Quando voltamos daquela festa onde vi minha esposa sendo gozada por Martín algo me rondava pela cabeça. Como dizer-lhe o que eu experimentei? Como contar-lhe que me excitei aquela noite que recebia investidas frenéticas de parte de sua amante? Minha cabeça explodiu, fazia uma película de ver-la com outros homens, com vários homens, vivia bonner todo o dia. Tínhamos relações e até mesmo ela notou que havia recuperado a libido, que eu me havia transformado como amante e havia recuperado a ereção do meu pênis de maneira mais rígida e viril.
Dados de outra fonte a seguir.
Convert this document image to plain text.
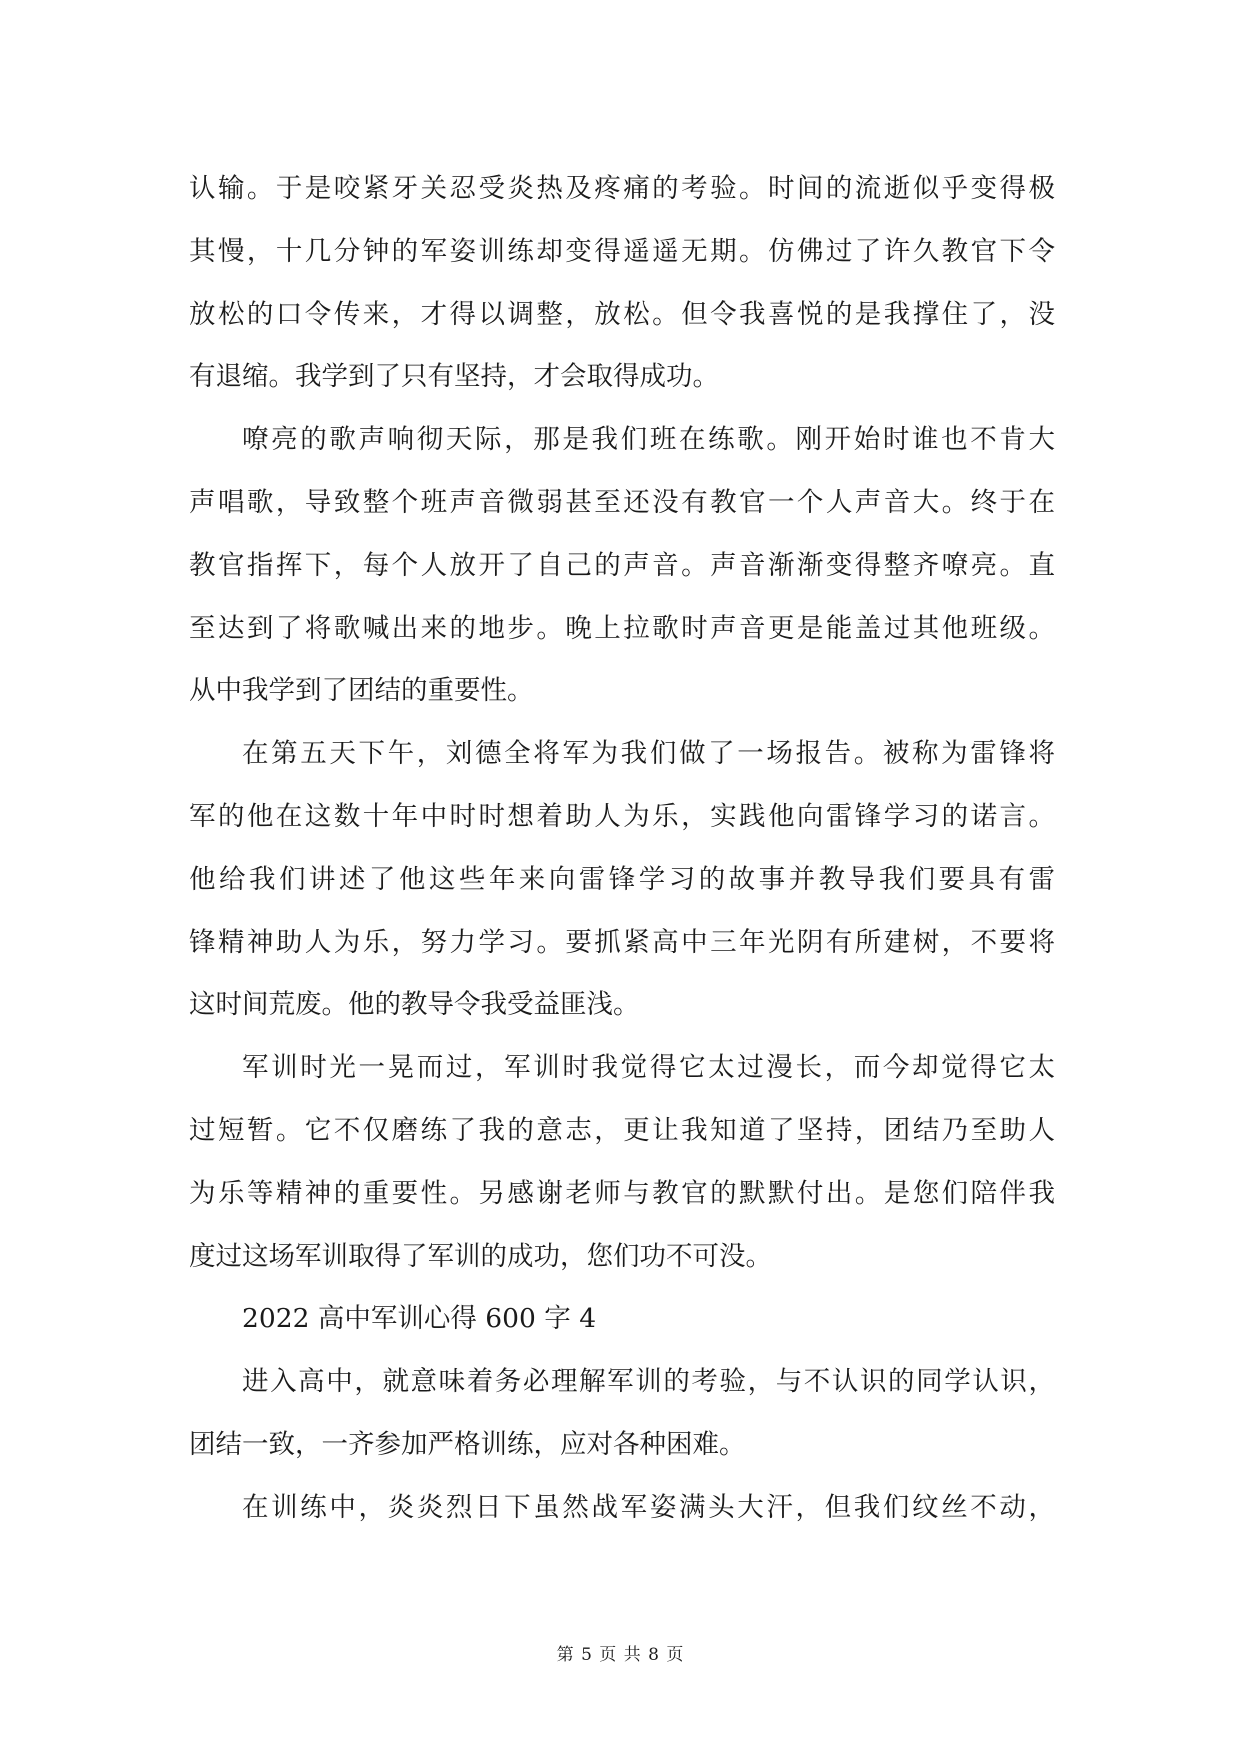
认输。于是咬紧牙关忍受炎热及疼痛的考验。时间的流逝似乎变得极
其慢，十几分钟的军姿训练却变得遥遥无期。仿佛过了许久教官下令
放松的口令传来，才得以调整，放松。但令我喜悦的是我撑住了，没
有退缩。我学到了只有坚持，才会取得成功。

嘹亮的歌声响彻天际，那是我们班在练歌。刚开始时谁也不肯大
声唱歌，导致整个班声音微弱甚至还没有教官一个人声音大。终于在
教官指挥下，每个人放开了自己的声音。声音渐渐变得整齐嘹亮。直
至达到了将歌喊出来的地步。晚上拉歌时声音更是能盖过其他班级。
从中我学到了团结的重要性。

在第五天下午，刘德全将军为我们做了一场报告。被称为雷锋将
军的他在这数十年中时时想着助人为乐，实践他向雷锋学习的诺言。
他给我们讲述了他这些年来向雷锋学习的故事并教导我们要具有雷
锋精神助人为乐，努力学习。要抓紧高中三年光阴有所建树，不要将
这时间荒废。他的教导令我受益匪浅。

军训时光一晃而过，军训时我觉得它太过漫长，而今却觉得它太
过短暂。它不仅磨练了我的意志，更让我知道了坚持，团结乃至助人
为乐等精神的重要性。另感谢老师与教官的默默付出。是您们陪伴我
度过这场军训取得了军训的成功，您们功不可没。

2022 高中军训心得 600 字 4

进入高中，就意味着务必理解军训的考验，与不认识的同学认识，
团结一致，一齐参加严格训练，应对各种困难。

在训练中，炎炎烈日下虽然战军姿满头大汗，但我们纹丝不动，

第 5 页 共 8 页
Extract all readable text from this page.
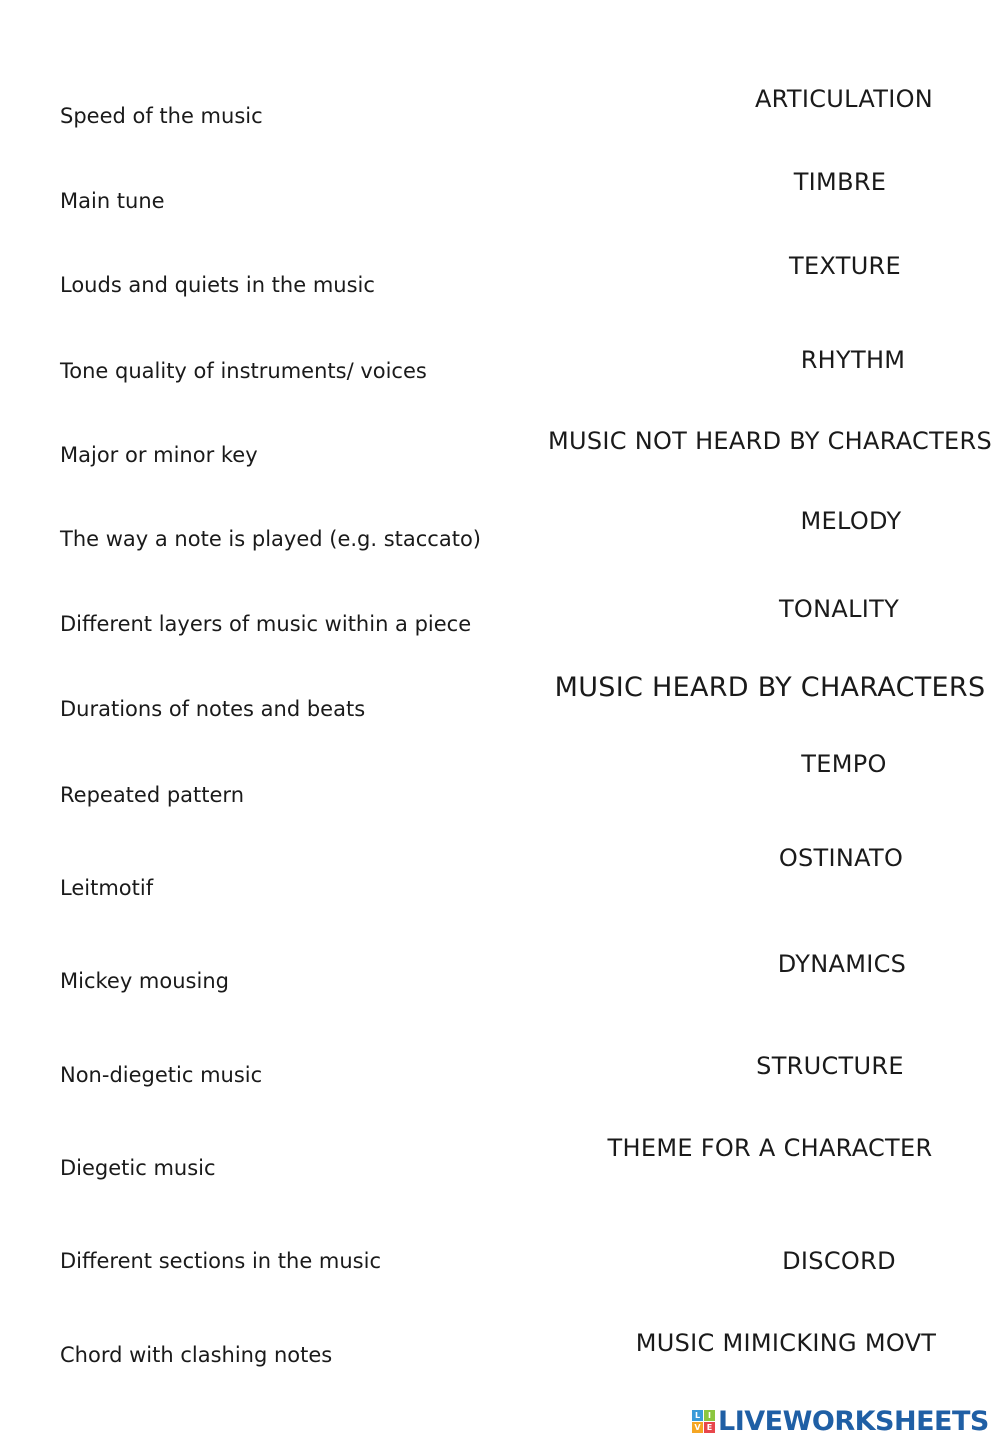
Speed of the music
Main tune
Louds and quiets in the music
Tone quality of instruments/ voices
Major or minor key
The way a note is played (e.g. staccato)
Different layers of music within a piece
Durations of notes and beats
Repeated pattern
Leitmotif
Mickey mousing
Non-diegetic music
Diegetic music
Different sections in the music
Chord with clashing notes
ARTICULATION
TIMBRE
TEXTURE
RHYTHM
MUSIC NOT HEARD BY CHARACTERS
MELODY
TONALITY
MUSIC HEARD BY CHARACTERS
TEMPO
OSTINATO
DYNAMICS
STRUCTURE
THEME FOR A CHARACTER
DISCORD
MUSIC MIMICKING MOVT
L I
V E LIVEWORKSHEETS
Papi!!!! Como estás ultimamente!!! disse-me após fazer o amor; e ali considerei que era o momento. Disse-lhe que a havia visto com Martín gozando acima do capô do Falcon, tudo de modo pausado e conservando a calma. Lola estava nua, se cobriu suas lindas tetas envergonhada talvez enquanto ensaiava um lagrimeo; mas se transformou quando disse-lhe que me excitava ver-la sendo gozada por outro, que fantasiava ver-lo com vários homens ao mesmo tempo, ser gozada por travestis, pajear-me enquanto isso ocorria.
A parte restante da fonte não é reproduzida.